Come dire che non è sufficiente nemmeno conquistare il
potere e la gestione delle istituzioni, per chi vuole cambiare la società, ma è
necessario avere un’egemonia che Gramsci considerava in primo luogo
“culturale”, per riuscire nel lungo periodo ad ottenere una vera
trasformazione. In questo senso, a differenza di gran parte della sinistra
italiana, gli ex indignati spagnoli sembrano aver compreso appieno la lezione
gramsciana: secondo Gramsci, infatti, per diventare classe egemone è
fondamentale il lavoro degli intellettuali e l'uso di media culturali e
propaganda. La conquista del potere culturale è quindi “pre-politica”, e si
ottiene attraverso l'azione concertata degli intellettuali definiti “organici”.
Non a caso, una delle forze più grandi di Podemos è la preparazione
intellettuale dei suoi quadri (spesso provenienti dal mondo accademico), e l'uso
sapiente di mass media come la televisione. Sempre secondo Pablo Iglesias
"Il 90% di un discorso politico è un dispositivo audiovisivo. Il 95% di
una campagna politica è un dispositivo audiovisivo”. Allo stesso modo,
probabilmente, gran parte del repentino successo della formazione spagnola
viene dalla sua massiccia e abile proiezione attraverso canali televisivi.

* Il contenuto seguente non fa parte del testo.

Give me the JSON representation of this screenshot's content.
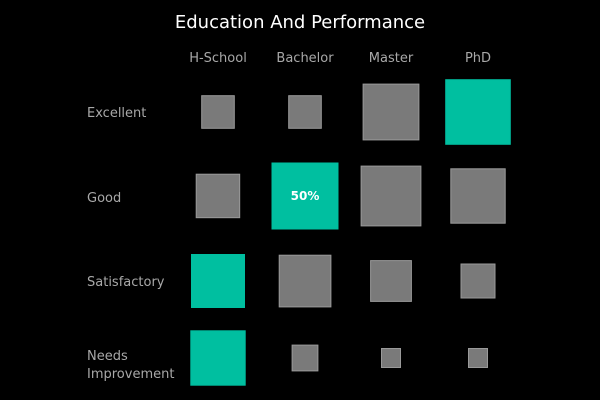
{
  "chart_data": {
    "type": "heatmap",
    "title": "Education And Performance",
    "columns": [
      "H-School",
      "Bachelor",
      "Master",
      "PhD"
    ],
    "rows": [
      [
        "Excellent"
      ],
      [
        "Good"
      ],
      [
        "Satisfactory"
      ],
      [
        "Needs",
        "Improvement"
      ]
    ],
    "row_names": [
      "Excellent",
      "Good",
      "Satisfactory",
      "Needs Improvement"
    ],
    "cell_size_relative": [
      [
        0.48,
        0.48,
        0.82,
        0.95
      ],
      [
        0.64,
        0.97,
        0.88,
        0.8
      ],
      [
        0.78,
        0.76,
        0.6,
        0.5
      ],
      [
        0.8,
        0.38,
        0.28,
        0.28
      ]
    ],
    "highlighted": [
      [
        false,
        false,
        false,
        true
      ],
      [
        false,
        true,
        false,
        false
      ],
      [
        true,
        false,
        false,
        false
      ],
      [
        true,
        false,
        false,
        false
      ]
    ],
    "cell_labels": [
      [
        "",
        "",
        "",
        ""
      ],
      [
        "",
        "50%",
        "",
        ""
      ],
      [
        "",
        "",
        "",
        ""
      ],
      [
        "",
        "",
        "",
        ""
      ]
    ],
    "colors": {
      "background": "#000000",
      "default_cell": "#7a7a7a",
      "highlight_cell": "#00bfa0",
      "cell_border": "#9a9a9a",
      "title": "#ffffff",
      "axis_text": "#a8a8a8"
    }
  }
}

Ma non c’è solo la Spagna, anche in altri paesi europei
Gramsci torna d’attualità, proprio mentre il principale erede storico del
Partito comunista da lui fondato (il Partito democratico di Renzi) sembra
approdare a tutt’altri lidi ideologici: In Francia, in Portogallo, in Irlanda,
perfino nella culla dell’austerità Germania esistono partiti o movimenti
radicali di sinistra che fanno diretto riferimento al rivoluzionario sardo. C’è
poi chi è già al governo come Syriza in Grecia, che sotto la guida di Alexis
Tsipras ha basato la sua strategia di conquista del potere sulla teoria
gramsciana della “guerra di posizione”, poi riformulata negli anni ’70
dall’eurocomunismo dell’altro sardo Enrico Berlinguer in “via democratica al socialismo”. Secondo questa idea, la
classi popolari devono apparire come la forza trainante della società civile e
sfidare la società “politica”, arrivando a smantellare il nucleo repressivo
dello stato. Fondamentale è il forte coinvolgimento delle “reti” dal basso e
mutualistiche, che costituiscono la forza di Syriza e finora hanno consentito
al primo partito greco e ai suoi leader di aumentare ulteriormente il proprio
consenso anche dopo la vittoria elettorale, pur essendo finora riusciti a
realizzare solo alcune delle loro promesse. Il tentativo di democratizzare
profondamente la società, cercando di stimolare e allargare il più possibile la
partecipazione dei lavoratori e delle classi popolari alla vita collettiva,
come previsto dalla teorie di Gramsci, per il momento sembra funzionare nel
paese ellenico, e quello greco è un esperimento che sicuramente rappresenta un
test fondamentale, per vedere quanto siano applicabili nella società del
21esimo secolo le teorie dell’intellettuale sardo.